JWO: The short film plays like a trailer for a feature film, but that’s one of its jokes, that something so non-epic as a man being hounded by a supernatural spoon-wielding entity could actually be an entire full-length movie. How are you guys doing it?

PC: When Richard told me he was going to make a feature film out of The Horribly Slow Murderer, I thought he was joking. Ninety minutes later, after he told me the story, I was a believer and totally onboard. It’s clever and big and epic, full of action. It covers continents and generations, involves a supernatural quest. Has a lot of roles. Jeffrey Combs is going to be in it. And it’s about a family curse, not unlike The Beast Within.

JWO: Is it the same genre as the short, which is an amalgamation of humor and horror and action?
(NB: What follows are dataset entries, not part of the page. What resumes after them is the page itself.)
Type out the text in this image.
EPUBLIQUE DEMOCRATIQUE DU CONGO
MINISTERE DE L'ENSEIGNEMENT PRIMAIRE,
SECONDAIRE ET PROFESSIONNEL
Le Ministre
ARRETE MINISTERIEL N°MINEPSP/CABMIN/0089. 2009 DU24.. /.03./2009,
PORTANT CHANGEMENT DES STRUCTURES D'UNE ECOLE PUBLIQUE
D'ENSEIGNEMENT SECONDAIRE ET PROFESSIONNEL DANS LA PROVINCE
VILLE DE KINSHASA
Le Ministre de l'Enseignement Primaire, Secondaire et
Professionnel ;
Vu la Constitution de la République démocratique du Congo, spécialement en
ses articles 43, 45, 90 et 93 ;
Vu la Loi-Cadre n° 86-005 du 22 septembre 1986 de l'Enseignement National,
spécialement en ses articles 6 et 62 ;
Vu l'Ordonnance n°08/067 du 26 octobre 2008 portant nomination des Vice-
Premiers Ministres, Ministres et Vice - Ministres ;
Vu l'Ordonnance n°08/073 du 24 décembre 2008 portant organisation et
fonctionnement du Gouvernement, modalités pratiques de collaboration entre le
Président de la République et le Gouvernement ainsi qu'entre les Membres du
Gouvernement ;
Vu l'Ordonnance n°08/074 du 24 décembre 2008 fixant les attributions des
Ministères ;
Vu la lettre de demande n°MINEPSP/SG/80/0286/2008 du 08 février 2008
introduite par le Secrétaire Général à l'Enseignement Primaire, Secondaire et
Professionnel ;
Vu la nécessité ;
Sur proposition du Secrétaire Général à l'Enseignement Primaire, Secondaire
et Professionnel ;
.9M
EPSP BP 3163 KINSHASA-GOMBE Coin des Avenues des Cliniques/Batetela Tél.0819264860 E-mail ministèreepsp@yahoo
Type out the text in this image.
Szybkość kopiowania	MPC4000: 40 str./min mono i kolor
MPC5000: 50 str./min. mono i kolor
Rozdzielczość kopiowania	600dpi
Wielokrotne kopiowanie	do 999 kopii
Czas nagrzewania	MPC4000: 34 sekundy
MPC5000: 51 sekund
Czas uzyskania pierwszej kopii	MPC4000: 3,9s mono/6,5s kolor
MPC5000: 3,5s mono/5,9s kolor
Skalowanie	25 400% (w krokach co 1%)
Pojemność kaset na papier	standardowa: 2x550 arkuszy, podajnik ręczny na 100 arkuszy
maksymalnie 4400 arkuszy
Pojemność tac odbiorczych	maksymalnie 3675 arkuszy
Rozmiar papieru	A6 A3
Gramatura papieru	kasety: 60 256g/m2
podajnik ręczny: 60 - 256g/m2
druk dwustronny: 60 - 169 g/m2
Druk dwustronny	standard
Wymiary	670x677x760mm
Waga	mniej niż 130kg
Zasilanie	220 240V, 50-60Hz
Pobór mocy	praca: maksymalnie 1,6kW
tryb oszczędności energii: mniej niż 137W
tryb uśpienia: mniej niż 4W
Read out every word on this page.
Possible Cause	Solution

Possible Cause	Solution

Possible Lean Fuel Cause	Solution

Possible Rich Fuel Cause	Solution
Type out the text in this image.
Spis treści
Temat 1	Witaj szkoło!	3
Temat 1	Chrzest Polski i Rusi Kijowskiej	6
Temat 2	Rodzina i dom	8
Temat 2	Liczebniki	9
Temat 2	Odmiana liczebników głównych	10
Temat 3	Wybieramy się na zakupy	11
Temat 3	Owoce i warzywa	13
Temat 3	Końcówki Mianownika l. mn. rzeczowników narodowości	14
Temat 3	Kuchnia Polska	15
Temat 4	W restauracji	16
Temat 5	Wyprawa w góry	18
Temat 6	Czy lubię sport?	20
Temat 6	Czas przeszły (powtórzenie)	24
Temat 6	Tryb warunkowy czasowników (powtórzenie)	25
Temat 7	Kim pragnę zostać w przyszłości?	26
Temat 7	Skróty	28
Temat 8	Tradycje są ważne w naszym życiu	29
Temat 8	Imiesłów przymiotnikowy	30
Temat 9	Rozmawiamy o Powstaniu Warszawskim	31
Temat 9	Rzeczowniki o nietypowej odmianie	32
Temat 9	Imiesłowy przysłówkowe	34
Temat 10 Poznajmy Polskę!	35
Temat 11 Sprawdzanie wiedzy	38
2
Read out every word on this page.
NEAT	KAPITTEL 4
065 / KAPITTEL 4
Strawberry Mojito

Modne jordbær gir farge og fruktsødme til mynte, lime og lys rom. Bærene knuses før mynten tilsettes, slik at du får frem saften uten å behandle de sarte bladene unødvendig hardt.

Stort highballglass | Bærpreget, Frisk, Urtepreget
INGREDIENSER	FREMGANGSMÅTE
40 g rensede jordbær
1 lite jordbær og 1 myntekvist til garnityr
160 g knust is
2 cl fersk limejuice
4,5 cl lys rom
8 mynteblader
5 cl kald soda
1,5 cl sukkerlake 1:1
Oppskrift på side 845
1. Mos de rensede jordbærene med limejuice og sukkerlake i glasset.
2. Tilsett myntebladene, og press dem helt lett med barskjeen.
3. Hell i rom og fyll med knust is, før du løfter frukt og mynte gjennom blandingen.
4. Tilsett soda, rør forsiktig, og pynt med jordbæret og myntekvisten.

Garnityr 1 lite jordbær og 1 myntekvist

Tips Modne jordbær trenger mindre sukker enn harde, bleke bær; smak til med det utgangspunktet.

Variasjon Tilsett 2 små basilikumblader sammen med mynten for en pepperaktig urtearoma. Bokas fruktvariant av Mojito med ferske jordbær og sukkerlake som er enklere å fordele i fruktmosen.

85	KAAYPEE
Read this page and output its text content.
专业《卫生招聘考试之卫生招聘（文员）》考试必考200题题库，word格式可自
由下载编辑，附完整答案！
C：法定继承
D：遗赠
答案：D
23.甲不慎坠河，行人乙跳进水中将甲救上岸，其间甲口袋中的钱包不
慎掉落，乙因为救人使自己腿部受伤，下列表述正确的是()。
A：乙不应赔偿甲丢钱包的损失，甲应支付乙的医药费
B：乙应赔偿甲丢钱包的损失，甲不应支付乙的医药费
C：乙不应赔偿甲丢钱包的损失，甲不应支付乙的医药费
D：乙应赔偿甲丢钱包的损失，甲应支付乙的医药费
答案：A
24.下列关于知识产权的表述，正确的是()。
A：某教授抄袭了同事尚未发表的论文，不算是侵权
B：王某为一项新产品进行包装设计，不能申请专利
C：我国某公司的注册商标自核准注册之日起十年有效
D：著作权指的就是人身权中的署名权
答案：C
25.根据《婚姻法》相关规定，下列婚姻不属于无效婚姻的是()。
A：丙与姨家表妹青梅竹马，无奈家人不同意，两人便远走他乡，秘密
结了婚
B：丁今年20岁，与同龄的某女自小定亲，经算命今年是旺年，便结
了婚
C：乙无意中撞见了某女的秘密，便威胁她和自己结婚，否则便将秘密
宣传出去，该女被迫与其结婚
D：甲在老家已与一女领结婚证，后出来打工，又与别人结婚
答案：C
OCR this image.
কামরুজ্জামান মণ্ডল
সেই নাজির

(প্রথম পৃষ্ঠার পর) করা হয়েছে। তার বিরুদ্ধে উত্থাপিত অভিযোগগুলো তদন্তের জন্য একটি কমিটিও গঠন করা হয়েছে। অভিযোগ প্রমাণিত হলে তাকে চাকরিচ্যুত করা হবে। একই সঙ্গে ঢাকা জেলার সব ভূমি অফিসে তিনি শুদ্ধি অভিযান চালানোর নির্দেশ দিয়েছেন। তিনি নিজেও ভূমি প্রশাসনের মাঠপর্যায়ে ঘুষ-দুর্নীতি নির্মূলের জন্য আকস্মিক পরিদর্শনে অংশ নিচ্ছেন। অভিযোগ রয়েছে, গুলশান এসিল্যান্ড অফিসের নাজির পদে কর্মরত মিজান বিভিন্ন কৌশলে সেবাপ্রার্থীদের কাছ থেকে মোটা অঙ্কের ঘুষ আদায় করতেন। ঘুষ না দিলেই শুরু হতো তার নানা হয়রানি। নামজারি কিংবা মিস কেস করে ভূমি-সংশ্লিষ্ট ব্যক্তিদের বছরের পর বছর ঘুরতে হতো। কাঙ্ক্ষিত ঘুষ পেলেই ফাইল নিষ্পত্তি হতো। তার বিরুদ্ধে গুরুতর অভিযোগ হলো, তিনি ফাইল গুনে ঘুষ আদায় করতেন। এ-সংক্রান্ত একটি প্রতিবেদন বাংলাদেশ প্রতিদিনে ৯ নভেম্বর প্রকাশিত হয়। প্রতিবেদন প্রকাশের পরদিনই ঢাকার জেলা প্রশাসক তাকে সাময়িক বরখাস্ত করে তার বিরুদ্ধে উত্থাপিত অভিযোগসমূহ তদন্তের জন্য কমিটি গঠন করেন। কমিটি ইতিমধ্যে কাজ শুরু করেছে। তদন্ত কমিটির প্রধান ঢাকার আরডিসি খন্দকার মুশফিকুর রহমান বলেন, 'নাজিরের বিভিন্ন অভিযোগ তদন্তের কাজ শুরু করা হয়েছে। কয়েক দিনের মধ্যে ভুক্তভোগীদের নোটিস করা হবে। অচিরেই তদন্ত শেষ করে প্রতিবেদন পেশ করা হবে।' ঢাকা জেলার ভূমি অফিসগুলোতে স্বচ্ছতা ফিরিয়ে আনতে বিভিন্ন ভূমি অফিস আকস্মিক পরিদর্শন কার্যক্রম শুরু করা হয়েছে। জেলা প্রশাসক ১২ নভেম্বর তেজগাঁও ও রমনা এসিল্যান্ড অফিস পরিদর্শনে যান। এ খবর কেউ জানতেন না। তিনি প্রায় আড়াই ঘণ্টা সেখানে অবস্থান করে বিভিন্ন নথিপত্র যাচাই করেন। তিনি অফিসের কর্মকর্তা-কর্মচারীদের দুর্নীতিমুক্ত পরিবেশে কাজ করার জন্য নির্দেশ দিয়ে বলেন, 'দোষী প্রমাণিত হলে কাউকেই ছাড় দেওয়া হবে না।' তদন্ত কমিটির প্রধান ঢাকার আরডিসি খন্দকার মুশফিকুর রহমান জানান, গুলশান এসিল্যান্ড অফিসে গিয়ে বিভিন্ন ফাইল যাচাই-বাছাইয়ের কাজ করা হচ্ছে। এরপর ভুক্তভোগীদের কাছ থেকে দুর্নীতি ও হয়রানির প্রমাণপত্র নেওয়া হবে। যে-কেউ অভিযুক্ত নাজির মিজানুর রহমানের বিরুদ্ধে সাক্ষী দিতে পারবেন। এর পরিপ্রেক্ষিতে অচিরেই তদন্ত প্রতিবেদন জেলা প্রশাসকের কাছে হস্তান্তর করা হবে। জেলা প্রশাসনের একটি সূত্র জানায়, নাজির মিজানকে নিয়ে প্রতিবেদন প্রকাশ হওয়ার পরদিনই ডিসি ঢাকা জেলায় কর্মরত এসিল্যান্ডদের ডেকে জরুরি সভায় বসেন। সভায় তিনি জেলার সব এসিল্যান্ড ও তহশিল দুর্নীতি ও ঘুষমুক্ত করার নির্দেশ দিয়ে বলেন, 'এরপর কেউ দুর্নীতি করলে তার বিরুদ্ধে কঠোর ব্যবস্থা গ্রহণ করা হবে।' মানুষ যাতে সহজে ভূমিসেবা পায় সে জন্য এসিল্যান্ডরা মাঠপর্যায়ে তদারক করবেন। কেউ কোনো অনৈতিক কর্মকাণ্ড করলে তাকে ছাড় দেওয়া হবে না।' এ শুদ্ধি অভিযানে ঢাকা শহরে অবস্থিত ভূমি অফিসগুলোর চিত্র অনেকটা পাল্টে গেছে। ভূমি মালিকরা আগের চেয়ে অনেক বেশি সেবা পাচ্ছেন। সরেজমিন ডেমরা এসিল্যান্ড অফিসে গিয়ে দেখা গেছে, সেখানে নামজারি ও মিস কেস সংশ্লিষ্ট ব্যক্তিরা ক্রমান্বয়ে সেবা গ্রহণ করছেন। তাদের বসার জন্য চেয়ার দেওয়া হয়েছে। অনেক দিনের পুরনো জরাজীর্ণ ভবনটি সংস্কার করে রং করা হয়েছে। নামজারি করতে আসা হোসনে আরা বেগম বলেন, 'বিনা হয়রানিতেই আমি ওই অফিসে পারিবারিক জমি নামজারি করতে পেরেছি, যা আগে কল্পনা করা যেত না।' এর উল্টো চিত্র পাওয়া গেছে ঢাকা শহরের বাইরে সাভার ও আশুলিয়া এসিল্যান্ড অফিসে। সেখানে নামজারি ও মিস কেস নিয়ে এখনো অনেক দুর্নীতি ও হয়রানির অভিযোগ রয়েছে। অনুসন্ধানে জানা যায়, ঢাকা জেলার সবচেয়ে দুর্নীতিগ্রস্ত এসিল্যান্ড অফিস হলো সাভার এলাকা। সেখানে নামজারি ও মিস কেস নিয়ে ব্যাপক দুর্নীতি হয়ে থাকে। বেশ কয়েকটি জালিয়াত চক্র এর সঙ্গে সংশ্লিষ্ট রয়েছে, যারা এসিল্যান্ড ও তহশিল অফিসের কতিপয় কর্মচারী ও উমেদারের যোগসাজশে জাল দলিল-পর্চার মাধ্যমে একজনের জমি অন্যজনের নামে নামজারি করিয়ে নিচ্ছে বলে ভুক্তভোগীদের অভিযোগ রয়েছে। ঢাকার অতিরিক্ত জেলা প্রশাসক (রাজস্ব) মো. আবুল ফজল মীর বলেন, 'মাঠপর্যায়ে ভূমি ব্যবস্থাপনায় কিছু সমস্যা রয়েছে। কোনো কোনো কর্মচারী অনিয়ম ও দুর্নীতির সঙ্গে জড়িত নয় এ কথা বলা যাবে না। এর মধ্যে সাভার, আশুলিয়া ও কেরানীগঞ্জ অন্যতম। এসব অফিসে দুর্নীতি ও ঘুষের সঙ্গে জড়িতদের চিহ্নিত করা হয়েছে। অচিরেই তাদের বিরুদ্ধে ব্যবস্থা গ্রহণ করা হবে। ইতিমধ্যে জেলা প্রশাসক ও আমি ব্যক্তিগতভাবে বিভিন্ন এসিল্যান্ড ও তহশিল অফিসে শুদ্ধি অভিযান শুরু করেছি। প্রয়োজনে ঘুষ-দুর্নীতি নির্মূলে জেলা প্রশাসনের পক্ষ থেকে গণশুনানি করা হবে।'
PC: Somewhat, although this is more like an epic supernatural fantasy blended with those other aspects you mentioned.

JWO: That description makes me think of Big Trouble in Little China.

PC: I could see that, but it’s maybe closer in spirit to the films that inspired Big Trouble in Little China, like Tsui Hark movies. Imagine a synthesis of Chinese Ghost Story and Crouching Tiger, Hidden Dragon crossed with the dark comedy of the original Evil Dead and Return Of The Living Dead and you'll have a pretty good idea of what we're going for with the feature. I guess the description "epic supernatural action-adventure horror-comedy" would cover all the relevant bases.

Our conversation continued, but diverged to Poe topics as it always does, so I’ll leave you guys with Paul’s pitch there. If you haven’t seen the original short, check it out below. You’ll dig it, so afterwards hit up the Kickstarter for the full feature. I’ve contributed to it, so I’m putting my money where this blog post is.

I mean, cicada horror? Spoon horror? Who would have known? Besides Paul Clemens, I guess.